The women’s team will spend two weeks in the U.K. during the university’s winter reading break. If David’s plan comes to fruition, the Vikes will compete against some of the FA Women’s Super League (FA WSL) — Britain’s premiere women’s league — teams in pre-season play.

If the Vikes square off against an FA WSL team, Parker might be scouted and picked up by one of the league’s teams, David said.

“And because she has a dual passport,” David added, “that’s doable for her.”

David said she’s excited for Parker but laments having to say goodbye to her prized goalkeeper.

“When you’ve worked with a player as long as I’ve worked with Steph,” David added, “you’re comfortable around each other, you both know what the other one is thinking and what makes the other person tick. It’s going to be hard not having someone like Steph in the dressing room.”

According to David, Parker’s just as responsible off the field as she is on it.

“She’d do anything for soccer, she has so much passion for the game, but she’d also do anything for you. If you were in trouble or struggling, she’d drop everything she’s doing and help you out. She never lets you down.”

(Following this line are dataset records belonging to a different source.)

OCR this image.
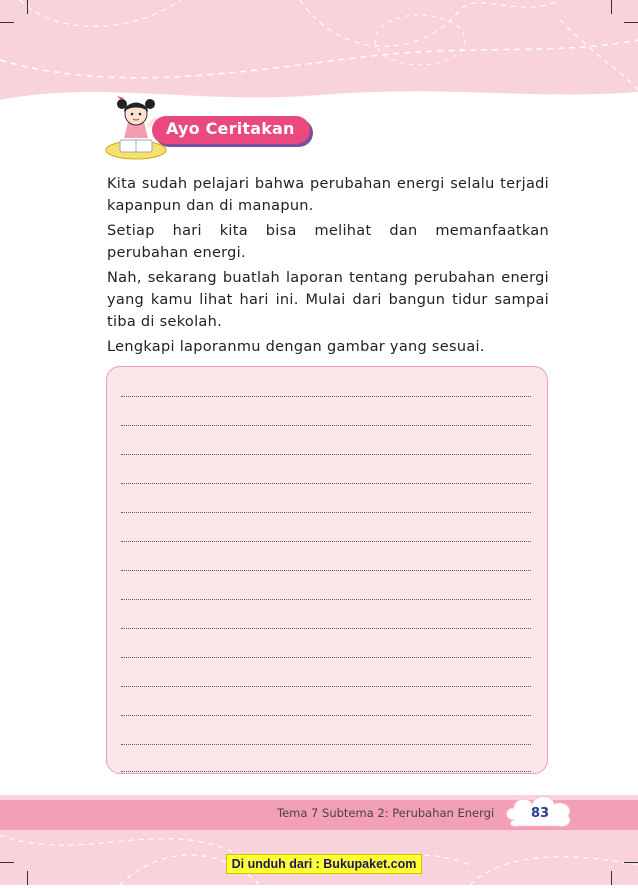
Ayo Ceritakan

Kita sudah pelajari bahwa perubahan energi selalu terjadi kapanpun dan di manapun.

Setiap hari kita bisa melihat dan memanfaatkan perubahan energi.

Nah, sekarang buatlah laporan tentang perubahan energi yang kamu lihat hari ini. Mulai dari bangun tidur sampai tiba di sekolah.

Lengkapi laporanmu dengan gambar yang sesuai.

Tema 7 Subtema 2: Perubahan Energi	83
Di unduh dari : Bukupaket.com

Parker thought no less of her coach, adding that David’s confidence in her as a rookie keeper was a huge reassurance.

“Tracy’s great,” Parker said. “In my first year, I came into training camp thinking I was going to sit on the bench for two years. Unfortunately, the goalie that was ahead of me got hurt and I was put in the starting position right away. To have your coach not freak out having a first-year goalie starting for the team was great.”

Regarding life post-Vikes, Parker said she’ll continue to play with the Peninsula Co-op Highlanders — the premiere women’s team she’s played with for the last two summers — but she plans to take a year off of school to work and apply to post-graduate programs.

“I’m thinking of applying to pharmacy school,” Parker said, “and I’m also interested in education.”

Parker said she she’ll miss her team, but after five years with the Vikes, she’s ready to move on. She’s looking forward to working for a change and to taking time out to explore her options for what comes next. Should the opportunity arise, Parker will “definitely” consider playing in the FA WSL.